Boot Problems going from BAD to WORSE

I’ve been having successively worse problems getting this board to boot. When I first received it, it booted right up and worked nearly on the first try. However, over the next few days, booting started becoming intermittent, and less and less reliable. I should say, however, that when the board did boot successfully, the system would run reliably for as long as I wanted.

The first symptoms, visible on the mcu serial debug port, indicated a timeout reading from the SD card. These became more and more frequent. Eventually, it would refuse to even display that (or anything at all), with the SD card inserted. If I took out the SD card, it would attempt to boot from the on-board SPI flash (apparently successful, but with nowhere to go).

Now, today, even that is failing. When I power on the board, I get the following message (from the risc-v serial debug port), and then the board abruptly turns itself off. I have removed all peripherals and PCI devices from the board, and even tried single sticks of RAM. This is very concerning.

SOPHGO ZSBL
sg2042:v0.2

sg2042 work in single socket mode
chip0 ddr info: raw data=0x29292905, 
    ddr0 size:0x800000000
    ddr1 size:0x0
    ddr2 size:0x0
    ddr3 size:0x0
conf.ini should start with "[sophgo-config]"
rv boot from spi flash
load fw_jump.bin image from sf 0x633871 to memory 0x0 size 269984
load riscv64_Image image from sf 0x675711 to memory 0x2000000 size 22089216

(power automatically cuts). I have to pull the AC plug and wait 30+ seconds, then plug it back in, before it will power back on.

This feels like an on-board power issue. Like maybe some voltage is going out of spec and the mcu is cutting off power for safety. The fact I have to wait for a while with the AC unplugged makes it feel like some capacitor with too high a voltage needs to slowly discharge…

Any ideas? I’m gonna leave it off for a few hours and reach out to Milk-V.

So, with no RAM installed, the board does not automatically power itself off. So that leads me to believe that something in the risc-v boot code (perhaps detecting a problem) is turning it off, rather than the mcu or a53.

Well now it’s booting, even from the SD card! I didn’t really change anything…
Is this board possessed? :ghost:

1 Like

Ok guys, maybe ignore the above for now. I think it could be my power supply. I hooked up an oscilloscope to the +12V, +5V and +3.3V rails, and I see quite some noise on all 3 rails. I am going to try a beefier power supply and, if necessary, add some high-quality low ESR caps on the motherboard end of the plug.

Just confirming you have the v1.3 board just recently shipped?

And you say without an SDCARD it loaded ZSBL from the SPI flash?

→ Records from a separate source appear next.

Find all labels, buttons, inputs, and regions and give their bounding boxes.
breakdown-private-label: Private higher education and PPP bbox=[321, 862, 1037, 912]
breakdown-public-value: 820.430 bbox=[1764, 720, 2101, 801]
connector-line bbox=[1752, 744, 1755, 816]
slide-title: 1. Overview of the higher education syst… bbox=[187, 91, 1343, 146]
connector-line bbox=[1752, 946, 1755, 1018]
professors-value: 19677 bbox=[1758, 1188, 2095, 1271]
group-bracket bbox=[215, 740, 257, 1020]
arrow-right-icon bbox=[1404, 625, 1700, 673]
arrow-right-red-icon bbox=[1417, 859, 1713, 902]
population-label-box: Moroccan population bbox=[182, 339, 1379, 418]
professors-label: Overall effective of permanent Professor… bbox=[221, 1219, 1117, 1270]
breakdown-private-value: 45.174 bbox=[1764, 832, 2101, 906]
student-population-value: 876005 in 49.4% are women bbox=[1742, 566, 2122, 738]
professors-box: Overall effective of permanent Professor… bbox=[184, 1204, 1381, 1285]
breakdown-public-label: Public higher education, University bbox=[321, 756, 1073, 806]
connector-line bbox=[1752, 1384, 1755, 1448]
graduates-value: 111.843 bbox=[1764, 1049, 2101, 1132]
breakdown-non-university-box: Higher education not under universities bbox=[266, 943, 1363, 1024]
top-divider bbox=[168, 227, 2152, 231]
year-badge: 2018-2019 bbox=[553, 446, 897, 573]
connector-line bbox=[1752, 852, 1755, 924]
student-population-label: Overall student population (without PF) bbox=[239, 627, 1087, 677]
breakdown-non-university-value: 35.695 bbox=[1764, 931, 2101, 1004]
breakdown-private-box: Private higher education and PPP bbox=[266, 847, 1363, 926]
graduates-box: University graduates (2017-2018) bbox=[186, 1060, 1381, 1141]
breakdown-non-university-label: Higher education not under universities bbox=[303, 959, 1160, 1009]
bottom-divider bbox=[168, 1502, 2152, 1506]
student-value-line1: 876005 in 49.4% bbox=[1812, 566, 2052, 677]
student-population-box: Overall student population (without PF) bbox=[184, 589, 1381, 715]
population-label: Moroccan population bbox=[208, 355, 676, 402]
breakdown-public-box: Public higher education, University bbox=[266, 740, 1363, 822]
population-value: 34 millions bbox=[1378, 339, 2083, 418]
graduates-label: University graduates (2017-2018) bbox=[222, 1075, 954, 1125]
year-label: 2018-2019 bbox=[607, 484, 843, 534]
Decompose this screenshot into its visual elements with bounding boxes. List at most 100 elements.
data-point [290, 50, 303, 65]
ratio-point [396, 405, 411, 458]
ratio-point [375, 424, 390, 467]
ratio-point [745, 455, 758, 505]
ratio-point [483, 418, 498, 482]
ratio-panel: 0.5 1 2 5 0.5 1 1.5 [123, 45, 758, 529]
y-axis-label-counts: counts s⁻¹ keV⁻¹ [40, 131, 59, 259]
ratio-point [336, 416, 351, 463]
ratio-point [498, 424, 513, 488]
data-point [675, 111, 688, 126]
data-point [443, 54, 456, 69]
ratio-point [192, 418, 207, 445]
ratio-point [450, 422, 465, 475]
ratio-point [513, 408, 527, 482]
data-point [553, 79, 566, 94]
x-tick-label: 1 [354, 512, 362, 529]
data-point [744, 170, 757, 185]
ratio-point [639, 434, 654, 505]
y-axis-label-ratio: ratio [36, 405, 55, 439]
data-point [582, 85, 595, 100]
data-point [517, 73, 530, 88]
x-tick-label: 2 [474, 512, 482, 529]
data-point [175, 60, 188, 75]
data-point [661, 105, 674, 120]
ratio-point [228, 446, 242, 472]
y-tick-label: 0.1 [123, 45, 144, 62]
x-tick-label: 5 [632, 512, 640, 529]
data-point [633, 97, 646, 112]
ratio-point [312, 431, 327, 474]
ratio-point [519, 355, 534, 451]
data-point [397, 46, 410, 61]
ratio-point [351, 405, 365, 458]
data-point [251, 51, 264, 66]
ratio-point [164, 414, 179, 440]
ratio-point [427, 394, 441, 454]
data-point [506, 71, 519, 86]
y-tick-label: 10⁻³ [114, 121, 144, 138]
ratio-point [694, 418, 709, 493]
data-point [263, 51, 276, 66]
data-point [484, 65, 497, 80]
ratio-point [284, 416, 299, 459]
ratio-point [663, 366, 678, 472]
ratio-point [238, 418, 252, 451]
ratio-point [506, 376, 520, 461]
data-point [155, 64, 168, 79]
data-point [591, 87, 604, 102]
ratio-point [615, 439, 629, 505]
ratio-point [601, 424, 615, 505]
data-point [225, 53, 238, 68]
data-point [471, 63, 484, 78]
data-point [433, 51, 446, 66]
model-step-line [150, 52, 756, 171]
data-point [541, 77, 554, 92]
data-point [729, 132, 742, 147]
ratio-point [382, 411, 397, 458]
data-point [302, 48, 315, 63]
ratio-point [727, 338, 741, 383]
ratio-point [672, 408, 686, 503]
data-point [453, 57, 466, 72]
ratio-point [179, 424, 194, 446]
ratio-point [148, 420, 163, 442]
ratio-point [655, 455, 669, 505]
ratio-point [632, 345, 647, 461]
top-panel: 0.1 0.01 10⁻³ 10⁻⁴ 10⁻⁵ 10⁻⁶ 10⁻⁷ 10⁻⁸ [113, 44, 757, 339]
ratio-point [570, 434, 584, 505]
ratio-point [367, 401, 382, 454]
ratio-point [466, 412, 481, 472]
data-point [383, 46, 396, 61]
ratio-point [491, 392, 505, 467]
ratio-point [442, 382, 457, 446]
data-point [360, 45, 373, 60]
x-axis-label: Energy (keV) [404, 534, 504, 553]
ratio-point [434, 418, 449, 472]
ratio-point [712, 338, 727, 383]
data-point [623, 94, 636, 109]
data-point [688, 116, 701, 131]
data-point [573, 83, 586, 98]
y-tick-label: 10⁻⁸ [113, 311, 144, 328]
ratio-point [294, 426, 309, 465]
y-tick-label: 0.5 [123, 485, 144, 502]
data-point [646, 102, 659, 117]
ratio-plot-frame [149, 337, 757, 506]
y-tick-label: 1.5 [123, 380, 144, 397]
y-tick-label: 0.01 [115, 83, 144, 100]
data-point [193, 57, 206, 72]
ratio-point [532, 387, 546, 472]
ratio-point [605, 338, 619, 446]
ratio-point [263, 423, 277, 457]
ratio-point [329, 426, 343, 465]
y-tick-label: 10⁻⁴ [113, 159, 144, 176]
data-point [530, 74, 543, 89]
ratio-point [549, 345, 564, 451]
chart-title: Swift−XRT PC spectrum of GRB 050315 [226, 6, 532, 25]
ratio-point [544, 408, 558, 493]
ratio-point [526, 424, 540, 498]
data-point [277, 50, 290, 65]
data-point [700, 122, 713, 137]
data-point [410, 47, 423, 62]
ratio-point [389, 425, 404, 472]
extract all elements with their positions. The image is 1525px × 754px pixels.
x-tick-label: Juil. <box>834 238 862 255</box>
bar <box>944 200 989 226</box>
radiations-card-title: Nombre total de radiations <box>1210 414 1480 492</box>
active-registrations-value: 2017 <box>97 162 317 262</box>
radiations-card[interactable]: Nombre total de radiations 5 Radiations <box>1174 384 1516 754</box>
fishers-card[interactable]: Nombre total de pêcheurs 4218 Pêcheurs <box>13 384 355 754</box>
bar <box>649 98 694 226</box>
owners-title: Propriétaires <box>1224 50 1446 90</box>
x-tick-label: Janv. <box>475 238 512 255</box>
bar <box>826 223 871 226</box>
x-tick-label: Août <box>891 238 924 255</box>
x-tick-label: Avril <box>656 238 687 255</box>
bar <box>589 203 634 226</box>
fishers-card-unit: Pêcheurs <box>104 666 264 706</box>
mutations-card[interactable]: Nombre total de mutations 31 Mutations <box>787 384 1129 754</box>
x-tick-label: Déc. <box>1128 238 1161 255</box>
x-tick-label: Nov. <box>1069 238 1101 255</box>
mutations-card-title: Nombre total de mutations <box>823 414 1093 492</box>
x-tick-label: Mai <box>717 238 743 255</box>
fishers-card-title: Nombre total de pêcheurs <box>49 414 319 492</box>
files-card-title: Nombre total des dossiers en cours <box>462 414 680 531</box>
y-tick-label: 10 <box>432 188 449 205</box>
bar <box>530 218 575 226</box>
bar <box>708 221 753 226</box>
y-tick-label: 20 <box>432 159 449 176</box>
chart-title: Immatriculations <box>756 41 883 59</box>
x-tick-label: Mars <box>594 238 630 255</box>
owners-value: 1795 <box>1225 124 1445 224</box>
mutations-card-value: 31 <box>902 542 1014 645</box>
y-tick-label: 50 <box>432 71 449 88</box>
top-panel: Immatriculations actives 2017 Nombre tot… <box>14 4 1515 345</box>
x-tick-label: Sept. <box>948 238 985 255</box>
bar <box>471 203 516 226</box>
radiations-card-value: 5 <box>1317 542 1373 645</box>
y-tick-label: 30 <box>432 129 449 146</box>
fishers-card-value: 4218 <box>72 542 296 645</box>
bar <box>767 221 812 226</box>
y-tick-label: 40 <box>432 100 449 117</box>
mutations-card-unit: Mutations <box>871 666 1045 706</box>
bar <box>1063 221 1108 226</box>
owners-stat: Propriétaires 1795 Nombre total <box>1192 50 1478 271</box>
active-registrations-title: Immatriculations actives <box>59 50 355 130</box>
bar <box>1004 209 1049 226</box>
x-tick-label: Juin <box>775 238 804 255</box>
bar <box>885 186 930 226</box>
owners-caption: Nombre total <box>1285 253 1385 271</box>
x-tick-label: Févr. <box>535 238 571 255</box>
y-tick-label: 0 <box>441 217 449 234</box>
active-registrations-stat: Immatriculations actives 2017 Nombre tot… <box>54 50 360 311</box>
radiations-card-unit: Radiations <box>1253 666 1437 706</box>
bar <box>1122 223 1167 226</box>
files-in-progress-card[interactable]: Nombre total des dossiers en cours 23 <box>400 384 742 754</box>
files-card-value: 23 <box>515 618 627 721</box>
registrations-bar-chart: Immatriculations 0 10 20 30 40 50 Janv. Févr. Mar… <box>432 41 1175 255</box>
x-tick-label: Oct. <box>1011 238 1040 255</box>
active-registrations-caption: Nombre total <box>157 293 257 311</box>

Correct, and yes, v1.3 board.

Does anyone know the current requirements for each rail of this Pioneer board? The supply I’m using is a 500W unit with the following limits:
+3.3V: 25A
+5V: 20A
+12V: 38A
-12V: 0.8A
+5Vsb: 3A
(Note: +3.3V and +5V supplies cannot exceed 120W combined… maybe this is the problem?)

I was wondering the same thing because the sg2042 manual said that https://github.com/milkv-pioneer/pioneer-files/blob/main/hardware/SG2042-TRM.pdf. It’s good to know that it does. At least I can rule out the SDCARD then. But even when pulling the SDCARD, I never get any output from the ZSBL on the RV serial console.

I can’t find the exact PSU that shipped with the Pioneer system, but this looks to be the closest:

My current PSU exceeds those ratings. I’m still not sure it’s the power supply, but I ordered a new one anyway. I don’t think it’s temperature related. I did a whole series of kernel compiles using -j63 and monitored temps. Even disconnected the fan for a bit and let the CPU get up to 65 C… no problems there. Problem seems isolated to early boot / reading from SD, not normal operation after boot.

This what I have on order:

I’ll second that the issues that I experience are usually during the normal boot. I’ve noticed if the machine is power-cycled too quickly (not via a safe reboot) there is usually a likeliness that the boot process is going to crash somewhere completely random.